The strand object data (PublicVersion.RData) contains all data used to run models, including dayID, focalID, ind1, ind2, observed together (1: observed being together in a focal woman's foraging group at the day of day ID, 0: not observed in a focal woman's foraging group), camp_together (1: being at camp together at the day of dayID (cohabitants), 0: not being at camp together), gender difference (female-female, different gender, male-male), co-residence (0: not living together in the same household or 1: co-residing in the same household) and relatedness of each dyad. PublicVersion.RData includes five STRAND data objects with different masks: "model_dat_twostep" is the main model object that includes the two-step procedure that we outline in the main manuscript; "model_dat_nomask" is a base model that did not include any masking; "model_dat_onlyfocal" is a model using the only-focal mask; "model_dat_nofocal" is a model that does not include the two-step procedure; "model_dat_twostep_nf" is a model that followed the two-step mask procedure, but also masked dyads in which the focal women appeared.

Methods

We collected data in collaboration with the BaYaka people of the Republic of the Congo. We conducted daily focal-follows of BaYaka women’s subsistence groups over a nearly year-long period in 2015 and 2016. Across 230 days of sampling, we collected data from 60 individuals (32 females) in one BaYaka camp. During the study period, however, camp composition fluctuated as some individuals joined and left the community. To account for variation in “risk of co-foraging” introduced by such changes in camp composition, we recorded daily camp composition across the 230-day period and defined the model to account for the probability of co-foraging conditional on coresidence in-camp on the same day. 

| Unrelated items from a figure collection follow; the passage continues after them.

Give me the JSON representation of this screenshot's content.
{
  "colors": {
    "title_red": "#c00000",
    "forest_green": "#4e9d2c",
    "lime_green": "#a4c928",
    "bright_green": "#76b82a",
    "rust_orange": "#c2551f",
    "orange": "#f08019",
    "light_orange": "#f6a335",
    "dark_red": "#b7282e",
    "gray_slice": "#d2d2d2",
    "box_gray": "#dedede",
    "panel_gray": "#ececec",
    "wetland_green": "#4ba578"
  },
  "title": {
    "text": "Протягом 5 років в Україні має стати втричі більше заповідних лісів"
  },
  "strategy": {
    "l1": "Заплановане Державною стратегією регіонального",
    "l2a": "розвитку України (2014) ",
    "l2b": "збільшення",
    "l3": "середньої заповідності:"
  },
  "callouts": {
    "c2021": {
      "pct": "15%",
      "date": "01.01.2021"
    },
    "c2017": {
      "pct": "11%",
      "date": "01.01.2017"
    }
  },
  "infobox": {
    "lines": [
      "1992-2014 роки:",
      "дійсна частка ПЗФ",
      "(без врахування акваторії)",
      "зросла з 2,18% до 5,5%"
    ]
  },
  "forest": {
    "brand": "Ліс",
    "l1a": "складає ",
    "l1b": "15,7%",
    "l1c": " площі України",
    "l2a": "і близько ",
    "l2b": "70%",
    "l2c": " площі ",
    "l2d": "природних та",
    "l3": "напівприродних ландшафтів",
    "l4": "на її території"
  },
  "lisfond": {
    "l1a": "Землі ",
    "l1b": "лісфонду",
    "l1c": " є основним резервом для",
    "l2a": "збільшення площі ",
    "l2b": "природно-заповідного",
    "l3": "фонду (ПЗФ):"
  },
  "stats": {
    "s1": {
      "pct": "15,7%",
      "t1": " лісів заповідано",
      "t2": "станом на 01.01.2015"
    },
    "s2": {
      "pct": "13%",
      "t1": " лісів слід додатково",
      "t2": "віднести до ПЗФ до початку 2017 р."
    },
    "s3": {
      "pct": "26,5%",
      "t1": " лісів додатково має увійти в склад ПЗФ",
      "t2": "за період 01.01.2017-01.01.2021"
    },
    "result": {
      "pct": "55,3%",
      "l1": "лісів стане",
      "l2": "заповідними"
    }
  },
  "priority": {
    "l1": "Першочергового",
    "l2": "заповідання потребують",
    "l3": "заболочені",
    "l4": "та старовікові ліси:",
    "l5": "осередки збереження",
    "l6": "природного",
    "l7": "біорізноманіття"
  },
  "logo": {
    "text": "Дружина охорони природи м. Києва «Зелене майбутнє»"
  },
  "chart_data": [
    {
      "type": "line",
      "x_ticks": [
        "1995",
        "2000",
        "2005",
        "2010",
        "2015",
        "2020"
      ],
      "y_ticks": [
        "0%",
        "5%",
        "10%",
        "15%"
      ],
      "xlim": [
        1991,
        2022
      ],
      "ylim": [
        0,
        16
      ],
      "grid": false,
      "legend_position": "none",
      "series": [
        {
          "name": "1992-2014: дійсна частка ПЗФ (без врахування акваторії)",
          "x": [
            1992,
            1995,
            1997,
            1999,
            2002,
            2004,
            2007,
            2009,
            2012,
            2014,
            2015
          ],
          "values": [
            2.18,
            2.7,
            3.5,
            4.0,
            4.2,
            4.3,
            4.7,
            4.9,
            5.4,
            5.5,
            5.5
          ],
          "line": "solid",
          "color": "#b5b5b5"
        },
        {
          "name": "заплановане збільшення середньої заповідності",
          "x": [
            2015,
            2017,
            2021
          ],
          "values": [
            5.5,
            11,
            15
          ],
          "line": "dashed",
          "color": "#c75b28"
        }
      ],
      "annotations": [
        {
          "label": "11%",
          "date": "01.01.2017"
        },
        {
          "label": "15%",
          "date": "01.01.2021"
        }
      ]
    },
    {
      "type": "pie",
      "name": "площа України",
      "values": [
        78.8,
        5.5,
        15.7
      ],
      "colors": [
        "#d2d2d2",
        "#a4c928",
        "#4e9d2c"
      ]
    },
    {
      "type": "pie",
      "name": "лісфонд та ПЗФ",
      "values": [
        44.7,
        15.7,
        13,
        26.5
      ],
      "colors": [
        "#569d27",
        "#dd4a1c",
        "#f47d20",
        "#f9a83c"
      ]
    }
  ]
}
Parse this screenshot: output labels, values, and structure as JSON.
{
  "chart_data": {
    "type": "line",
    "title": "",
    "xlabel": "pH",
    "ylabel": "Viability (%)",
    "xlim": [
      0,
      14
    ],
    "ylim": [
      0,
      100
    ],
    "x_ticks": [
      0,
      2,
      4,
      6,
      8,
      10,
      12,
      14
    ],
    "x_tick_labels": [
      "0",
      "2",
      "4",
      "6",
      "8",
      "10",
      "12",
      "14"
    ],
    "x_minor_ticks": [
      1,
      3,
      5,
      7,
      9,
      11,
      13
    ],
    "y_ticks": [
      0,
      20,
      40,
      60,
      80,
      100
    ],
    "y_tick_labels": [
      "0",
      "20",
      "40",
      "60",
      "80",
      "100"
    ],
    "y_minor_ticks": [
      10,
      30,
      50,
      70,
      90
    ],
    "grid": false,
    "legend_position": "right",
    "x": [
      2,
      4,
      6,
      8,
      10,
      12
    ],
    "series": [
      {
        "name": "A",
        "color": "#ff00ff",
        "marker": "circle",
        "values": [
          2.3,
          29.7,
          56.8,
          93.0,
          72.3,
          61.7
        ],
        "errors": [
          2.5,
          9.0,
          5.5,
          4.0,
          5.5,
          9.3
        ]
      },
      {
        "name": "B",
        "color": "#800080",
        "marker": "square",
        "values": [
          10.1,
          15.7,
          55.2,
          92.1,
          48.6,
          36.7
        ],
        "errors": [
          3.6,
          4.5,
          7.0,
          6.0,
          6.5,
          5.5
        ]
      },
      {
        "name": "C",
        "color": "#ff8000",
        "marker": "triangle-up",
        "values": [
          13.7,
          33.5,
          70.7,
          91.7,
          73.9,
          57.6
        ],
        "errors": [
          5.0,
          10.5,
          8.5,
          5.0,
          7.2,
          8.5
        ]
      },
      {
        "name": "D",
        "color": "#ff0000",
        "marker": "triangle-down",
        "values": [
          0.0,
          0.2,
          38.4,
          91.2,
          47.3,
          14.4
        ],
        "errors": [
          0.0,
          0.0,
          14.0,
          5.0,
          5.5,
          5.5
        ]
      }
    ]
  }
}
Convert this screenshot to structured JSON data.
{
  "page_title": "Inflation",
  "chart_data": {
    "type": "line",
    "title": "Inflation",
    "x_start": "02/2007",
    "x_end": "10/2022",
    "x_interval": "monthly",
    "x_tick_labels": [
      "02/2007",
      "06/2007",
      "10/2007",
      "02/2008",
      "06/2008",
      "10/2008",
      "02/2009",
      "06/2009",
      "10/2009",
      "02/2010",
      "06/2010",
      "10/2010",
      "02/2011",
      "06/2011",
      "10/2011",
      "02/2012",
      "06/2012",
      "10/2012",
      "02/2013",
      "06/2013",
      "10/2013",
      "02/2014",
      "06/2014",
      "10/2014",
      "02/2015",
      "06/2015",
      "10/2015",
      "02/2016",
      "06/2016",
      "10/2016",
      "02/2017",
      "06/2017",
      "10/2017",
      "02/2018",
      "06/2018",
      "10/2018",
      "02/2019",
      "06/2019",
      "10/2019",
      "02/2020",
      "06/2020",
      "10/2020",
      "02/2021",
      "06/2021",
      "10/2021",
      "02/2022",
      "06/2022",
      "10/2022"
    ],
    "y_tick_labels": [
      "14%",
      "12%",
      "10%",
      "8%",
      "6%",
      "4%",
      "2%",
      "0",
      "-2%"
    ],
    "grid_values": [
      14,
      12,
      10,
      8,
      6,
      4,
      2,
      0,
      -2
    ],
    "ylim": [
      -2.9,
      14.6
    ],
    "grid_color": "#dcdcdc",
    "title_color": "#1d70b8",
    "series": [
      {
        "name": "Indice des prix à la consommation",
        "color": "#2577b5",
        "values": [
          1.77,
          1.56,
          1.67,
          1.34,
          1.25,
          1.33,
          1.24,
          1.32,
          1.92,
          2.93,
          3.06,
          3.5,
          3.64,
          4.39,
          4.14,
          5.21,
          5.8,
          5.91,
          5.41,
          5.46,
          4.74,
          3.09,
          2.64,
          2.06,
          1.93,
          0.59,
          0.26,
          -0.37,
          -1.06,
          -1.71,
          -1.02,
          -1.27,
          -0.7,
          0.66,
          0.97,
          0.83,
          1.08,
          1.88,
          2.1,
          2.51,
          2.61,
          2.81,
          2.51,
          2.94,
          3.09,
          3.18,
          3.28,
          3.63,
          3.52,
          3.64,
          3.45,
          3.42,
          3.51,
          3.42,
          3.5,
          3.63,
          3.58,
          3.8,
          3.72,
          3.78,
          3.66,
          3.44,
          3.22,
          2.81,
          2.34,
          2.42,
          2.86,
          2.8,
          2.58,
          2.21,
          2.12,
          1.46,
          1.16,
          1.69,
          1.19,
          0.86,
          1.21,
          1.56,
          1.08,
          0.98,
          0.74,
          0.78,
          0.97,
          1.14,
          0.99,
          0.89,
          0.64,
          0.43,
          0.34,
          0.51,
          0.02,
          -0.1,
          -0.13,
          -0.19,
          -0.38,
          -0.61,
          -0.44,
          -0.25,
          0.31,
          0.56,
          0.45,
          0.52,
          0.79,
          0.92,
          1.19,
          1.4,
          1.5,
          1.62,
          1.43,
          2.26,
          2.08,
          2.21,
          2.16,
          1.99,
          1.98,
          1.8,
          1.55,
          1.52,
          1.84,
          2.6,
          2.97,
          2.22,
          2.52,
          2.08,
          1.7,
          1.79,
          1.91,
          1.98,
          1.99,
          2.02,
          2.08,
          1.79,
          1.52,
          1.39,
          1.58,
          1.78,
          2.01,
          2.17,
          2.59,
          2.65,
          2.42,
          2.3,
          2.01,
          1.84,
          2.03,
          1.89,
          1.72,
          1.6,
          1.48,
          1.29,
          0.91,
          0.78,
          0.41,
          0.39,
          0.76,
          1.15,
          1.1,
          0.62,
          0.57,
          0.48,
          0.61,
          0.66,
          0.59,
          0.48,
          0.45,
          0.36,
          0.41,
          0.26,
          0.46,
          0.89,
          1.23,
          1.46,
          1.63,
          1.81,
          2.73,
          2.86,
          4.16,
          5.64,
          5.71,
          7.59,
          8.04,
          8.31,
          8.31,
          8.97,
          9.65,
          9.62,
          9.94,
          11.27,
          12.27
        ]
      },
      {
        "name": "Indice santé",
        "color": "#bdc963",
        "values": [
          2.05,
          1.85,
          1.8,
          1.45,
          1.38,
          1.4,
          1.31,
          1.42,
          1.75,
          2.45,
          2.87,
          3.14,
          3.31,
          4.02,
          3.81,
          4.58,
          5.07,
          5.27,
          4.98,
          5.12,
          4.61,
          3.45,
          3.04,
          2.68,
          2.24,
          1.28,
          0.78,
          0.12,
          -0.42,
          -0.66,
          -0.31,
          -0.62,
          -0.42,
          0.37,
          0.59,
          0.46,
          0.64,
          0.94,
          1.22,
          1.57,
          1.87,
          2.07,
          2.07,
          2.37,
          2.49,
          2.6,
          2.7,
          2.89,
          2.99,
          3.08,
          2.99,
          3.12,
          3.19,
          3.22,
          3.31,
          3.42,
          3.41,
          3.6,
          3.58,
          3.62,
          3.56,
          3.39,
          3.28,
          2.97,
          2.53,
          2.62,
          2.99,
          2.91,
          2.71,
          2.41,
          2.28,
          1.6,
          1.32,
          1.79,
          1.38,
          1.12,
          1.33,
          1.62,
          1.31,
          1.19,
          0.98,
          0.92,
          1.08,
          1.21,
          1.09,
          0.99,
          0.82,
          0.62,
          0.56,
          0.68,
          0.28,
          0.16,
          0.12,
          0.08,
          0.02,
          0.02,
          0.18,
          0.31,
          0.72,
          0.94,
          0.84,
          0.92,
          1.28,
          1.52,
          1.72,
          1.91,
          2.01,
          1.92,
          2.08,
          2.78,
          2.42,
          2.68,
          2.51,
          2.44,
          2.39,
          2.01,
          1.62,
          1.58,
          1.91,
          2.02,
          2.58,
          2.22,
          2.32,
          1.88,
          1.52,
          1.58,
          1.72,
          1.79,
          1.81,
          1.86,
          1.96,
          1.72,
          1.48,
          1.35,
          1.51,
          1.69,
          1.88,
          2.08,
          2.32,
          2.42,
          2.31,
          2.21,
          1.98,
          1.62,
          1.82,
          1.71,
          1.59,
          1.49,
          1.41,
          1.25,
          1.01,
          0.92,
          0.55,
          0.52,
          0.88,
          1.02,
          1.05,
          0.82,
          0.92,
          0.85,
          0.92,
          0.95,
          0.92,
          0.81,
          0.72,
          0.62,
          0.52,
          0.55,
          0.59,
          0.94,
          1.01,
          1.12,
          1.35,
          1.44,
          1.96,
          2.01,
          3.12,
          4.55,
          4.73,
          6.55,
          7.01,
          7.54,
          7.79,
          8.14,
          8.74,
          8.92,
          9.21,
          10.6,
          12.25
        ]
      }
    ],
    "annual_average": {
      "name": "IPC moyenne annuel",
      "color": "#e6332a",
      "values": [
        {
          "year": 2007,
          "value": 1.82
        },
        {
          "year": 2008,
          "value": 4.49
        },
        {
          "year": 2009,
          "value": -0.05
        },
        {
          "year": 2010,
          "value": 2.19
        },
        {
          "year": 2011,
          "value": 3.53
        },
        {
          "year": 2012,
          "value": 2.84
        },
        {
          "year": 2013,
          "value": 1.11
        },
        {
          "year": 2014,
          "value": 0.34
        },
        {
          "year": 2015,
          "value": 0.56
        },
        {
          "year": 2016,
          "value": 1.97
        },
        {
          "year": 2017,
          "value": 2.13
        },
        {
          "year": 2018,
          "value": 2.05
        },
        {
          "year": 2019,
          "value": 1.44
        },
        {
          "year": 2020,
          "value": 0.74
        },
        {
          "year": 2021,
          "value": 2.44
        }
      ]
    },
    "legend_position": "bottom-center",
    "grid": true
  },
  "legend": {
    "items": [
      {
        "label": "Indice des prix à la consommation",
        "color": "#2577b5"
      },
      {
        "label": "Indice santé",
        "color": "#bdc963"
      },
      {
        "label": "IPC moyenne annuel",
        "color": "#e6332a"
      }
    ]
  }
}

We constructed subsistence networks that included the entire-community using focal-follow data from five BaYaka women. We followed each focal woman’s expeditions from the moment the focal woman left the camp until her return, and we continuously recorded the foraging group composition and behaviors of the focal women. Each focal woman was followed, on average, for 46 days (SD = 5.24, range = [40, 53]). These focal women represent 31.25% of the total number of women residing within the camp (N = 16). We coded a network tie between two individuals on a given day as being present if those two individuals were observed together at any point during a daily focal-follow of subsistence activities outside of the camp. That is, if individual i and individual j were both present during a focal-follow on day 1 of the focal-follow of individual f, we coded undirected ties to be present between i-j, j-f, and i-f during that day. Within the subsistence activity networks across 230 days, the average number of days that each dyad appeared together varied greatly, with an average number of 18.79 days (SD = 19.15, range= 0 − 59). Data on genetic relatedness, gender, and age-class were collected during household surveys that were conducted at the beginning of the study period. We used these data to construct a relatedness matrix that contains the coefficient of relatedness, r, for each pair of individuals in our sample. In total, 13.22% of dyads were close kin (0.25 ≤ r ≤ 0.5), 30.62% were distant kin (0 < r < 0.25), and 56.2% were non-kin (r = 0). See Supplementary Materials for further description of the data.